Concernant Allemagne année zéro, Macheret utilise ou réutilise les termes de « tableau » et de « portrait ». Tableau, portrait à travers lesquels sont montrés des aspects divers d’une réalité complexe. Et il voit chez Rossellini un refus de la « dramaturgie » classique, de la ligne narrative ayant une direction bien précise. Macheret considère Edmund comme étant un « guide » pour le spectateur, comme représentant le type d’individu qui est peut-être le plus important dans le Néo-réalisme et notamment le néo-réalisme du Rossellini de la période pré-Bergman : l’Enfant.
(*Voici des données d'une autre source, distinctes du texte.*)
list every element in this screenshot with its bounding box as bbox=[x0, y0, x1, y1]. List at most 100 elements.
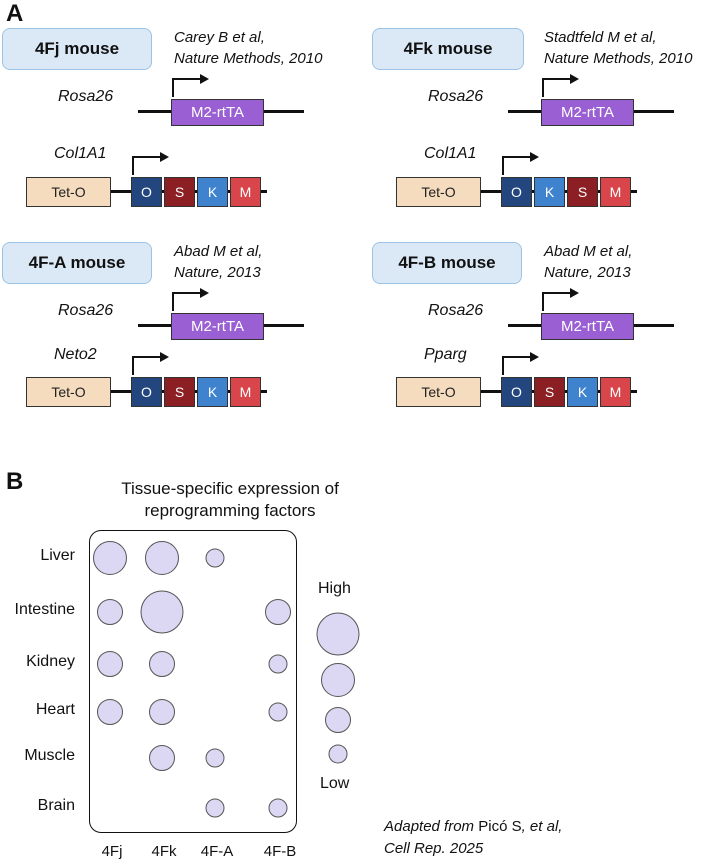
bubble-liver-4fj bbox=[93, 541, 127, 575]
m2-rtta-box-1: M2-rtTA bbox=[541, 99, 634, 126]
rtta-promoter-arrow-0 bbox=[172, 74, 209, 97]
bubble-brain-4f-a bbox=[205, 798, 225, 818]
factor-promoter-arrow-3 bbox=[502, 352, 539, 375]
factor-box-1-0: O bbox=[501, 177, 532, 207]
legend-low-label: Low bbox=[320, 775, 350, 792]
citation-3: Abad M et al, Nature, 2013 bbox=[544, 241, 709, 283]
factor-box-3-2: K bbox=[567, 377, 598, 407]
citation-0: Carey B et al, Nature Methods, 2010 bbox=[174, 27, 374, 69]
citation-line2-0: Nature Methods, 2010 bbox=[174, 50, 323, 67]
tet-o-box-2: Tet-O bbox=[26, 377, 111, 407]
legend-bubble-2 bbox=[325, 707, 351, 733]
tet-o-box-1: Tet-O bbox=[396, 177, 481, 207]
panel-b-title: Tissue-specific expression of reprogramm… bbox=[60, 478, 400, 522]
factor-box-3-3: M bbox=[600, 377, 631, 407]
rosa26-label-2: Rosa26 bbox=[58, 302, 114, 319]
panel-a-letter: A bbox=[6, 0, 24, 27]
bubble-kidney-4fj bbox=[97, 651, 123, 677]
rosa26-label-1: Rosa26 bbox=[428, 88, 484, 105]
factor-box-2-3: M bbox=[230, 377, 261, 407]
bubble-heart-4fk bbox=[149, 699, 175, 725]
row-label-kidney: Kidney bbox=[26, 653, 75, 670]
panel-b-title-line2: reprogramming factors bbox=[144, 501, 316, 520]
bubble-brain-4f-b bbox=[268, 798, 288, 818]
m2-rtta-box-0: M2-rtTA bbox=[171, 99, 264, 126]
panel-b-letter: B bbox=[6, 468, 24, 495]
factor-promoter-arrow-0 bbox=[132, 152, 169, 175]
bubble-liver-4f-a bbox=[205, 548, 225, 568]
factor-box-0-3: M bbox=[230, 177, 261, 207]
bubble-intestine-4f-b bbox=[265, 599, 291, 625]
factor-promoter-arrow-1 bbox=[502, 152, 539, 175]
mouse-name-box-1: 4Fk mouse bbox=[372, 28, 524, 70]
citation-line2-3: Nature, 2013 bbox=[544, 264, 631, 281]
legend-high-label: High bbox=[318, 580, 351, 597]
factor-box-1-1: K bbox=[534, 177, 565, 207]
factor-box-2-0: O bbox=[131, 377, 162, 407]
factor-box-0-2: K bbox=[197, 177, 228, 207]
factor-box-0-0: O bbox=[131, 177, 162, 207]
rtta-promoter-arrow-2 bbox=[172, 288, 209, 311]
row-label-intestine: Intestine bbox=[14, 601, 75, 618]
rtta-promoter-arrow-1 bbox=[542, 74, 579, 97]
col-label-4fk: 4Fk bbox=[151, 843, 177, 860]
citation-line2-1: Nature Methods, 2010 bbox=[544, 50, 693, 67]
bubble-muscle-4f-a bbox=[205, 748, 225, 768]
factor-box-3-1: S bbox=[534, 377, 565, 407]
adapted-journal: Cell Rep. 2025 bbox=[384, 840, 484, 857]
adapted-author: Picó S bbox=[478, 818, 522, 835]
mouse-name-box-2: 4F-A mouse bbox=[2, 242, 152, 284]
locus-label-1: Col1A1 bbox=[424, 145, 477, 162]
tet-o-box-0: Tet-O bbox=[26, 177, 111, 207]
bubble-kidney-4f-b bbox=[268, 654, 288, 674]
row-label-muscle: Muscle bbox=[24, 747, 75, 764]
bubble-intestine-4fj bbox=[97, 599, 123, 625]
factor-box-2-2: K bbox=[197, 377, 228, 407]
row-label-brain: Brain bbox=[37, 797, 75, 814]
citation-line1-0: Carey B et al, bbox=[174, 29, 265, 46]
legend-bubble-0 bbox=[316, 612, 360, 656]
citation-line1-1: Stadtfeld M et al, bbox=[544, 29, 657, 46]
bubble-intestine-4fk bbox=[140, 590, 184, 634]
locus-label-3: Pparg bbox=[424, 346, 467, 363]
col-label-4f-b: 4F-B bbox=[263, 843, 297, 860]
citation-2: Abad M et al, Nature, 2013 bbox=[174, 241, 374, 283]
citation-1: Stadtfeld M et al, Nature Methods, 2010 bbox=[544, 27, 709, 69]
citation-line2-2: Nature, 2013 bbox=[174, 264, 261, 281]
factor-box-2-1: S bbox=[164, 377, 195, 407]
row-label-liver: Liver bbox=[40, 547, 75, 564]
legend-bubble-1 bbox=[321, 663, 355, 697]
m2-rtta-box-3: M2-rtTA bbox=[541, 313, 634, 340]
bubble-muscle-4fk bbox=[149, 745, 175, 771]
locus-label-2: Neto2 bbox=[54, 346, 97, 363]
rosa26-label-3: Rosa26 bbox=[428, 302, 484, 319]
factor-promoter-arrow-2 bbox=[132, 352, 169, 375]
factor-box-0-1: S bbox=[164, 177, 195, 207]
adapted-prefix: Adapted from bbox=[384, 818, 475, 835]
bubble-frame bbox=[89, 530, 297, 833]
rtta-promoter-arrow-3 bbox=[542, 288, 579, 311]
tet-o-box-3: Tet-O bbox=[396, 377, 481, 407]
mouse-name-box-0: 4Fj mouse bbox=[2, 28, 152, 70]
col-label-4f-a: 4F-A bbox=[200, 843, 234, 860]
citation-line1-2: Abad M et al, bbox=[174, 243, 263, 260]
bubble-heart-4fj bbox=[97, 699, 123, 725]
m2-rtta-box-2: M2-rtTA bbox=[171, 313, 264, 340]
panel-b-title-line1: Tissue-specific expression of bbox=[121, 479, 339, 498]
locus-label-0: Col1A1 bbox=[54, 145, 107, 162]
legend-bubble-3 bbox=[328, 744, 348, 764]
bubble-heart-4f-b bbox=[268, 702, 288, 722]
factor-box-1-3: M bbox=[600, 177, 631, 207]
citation-line1-3: Abad M et al, bbox=[544, 243, 633, 260]
bubble-kidney-4fk bbox=[149, 651, 175, 677]
row-label-heart: Heart bbox=[35, 701, 75, 718]
factor-box-3-0: O bbox=[501, 377, 532, 407]
bubble-liver-4fk bbox=[145, 541, 179, 575]
rosa26-label-0: Rosa26 bbox=[58, 88, 114, 105]
adapted-note: Adapted from Picó S, et al, Cell Rep. 20… bbox=[384, 816, 562, 860]
factor-box-1-2: S bbox=[567, 177, 598, 207]
col-label-4fj: 4Fj bbox=[101, 843, 123, 860]
mouse-name-box-3: 4F-B mouse bbox=[372, 242, 522, 284]
adapted-etal: , et al, bbox=[521, 818, 563, 835]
Macheret ne considère pas Allemagne année zéro et les deux autres films de la Trilogie comme relevant du « tragique », mais comme exprimant une « sècheresse » dénuée de pathos.
Il pense que le film tourné par Rossellini à Berlin ne propose pas un « recommencement », mais évoque le « néant », en transmettant simplement les sentiments de « colère » et de « révolte » du cinéaste : « Ce n’est pas le film qui posera la première pierre ». Un point de vue des plus intéressants, qui se défend, le critique rejoignant d’ailleurs ici, en partie, l’avis de Gianni Rondolino [3]. Nous appelons cependant le spectateur à ne pas oublier qu’Edmund peut être considéré comme une victime sacrificielle, un bouc émissaire à dimension christique, à travers la mort duquel le recommencement est/sera possible. La dernière image d’Allemagne année zéro n’est-elle pas une pietà ?

Notes :

[1] Nous avons publié dans Culturopoing les textes suivants – concernant les films de Rossellini :
Les trois premiers longs métrages de Rossellini
Rome ville ouverte
Allemagne année zéro
[2] Cf. Enrique Seknadje, Roberto Rossellini et la Seconde Guerre mondiale – Un cinéaste entre propagande et réalisme, L’Harmattan, Paris, 2000, pp.148 et sq.
[3] Cf. Gianni Rondolino, Roberto Rossellini, U.T.E.T., Torino, pp.138 et sq.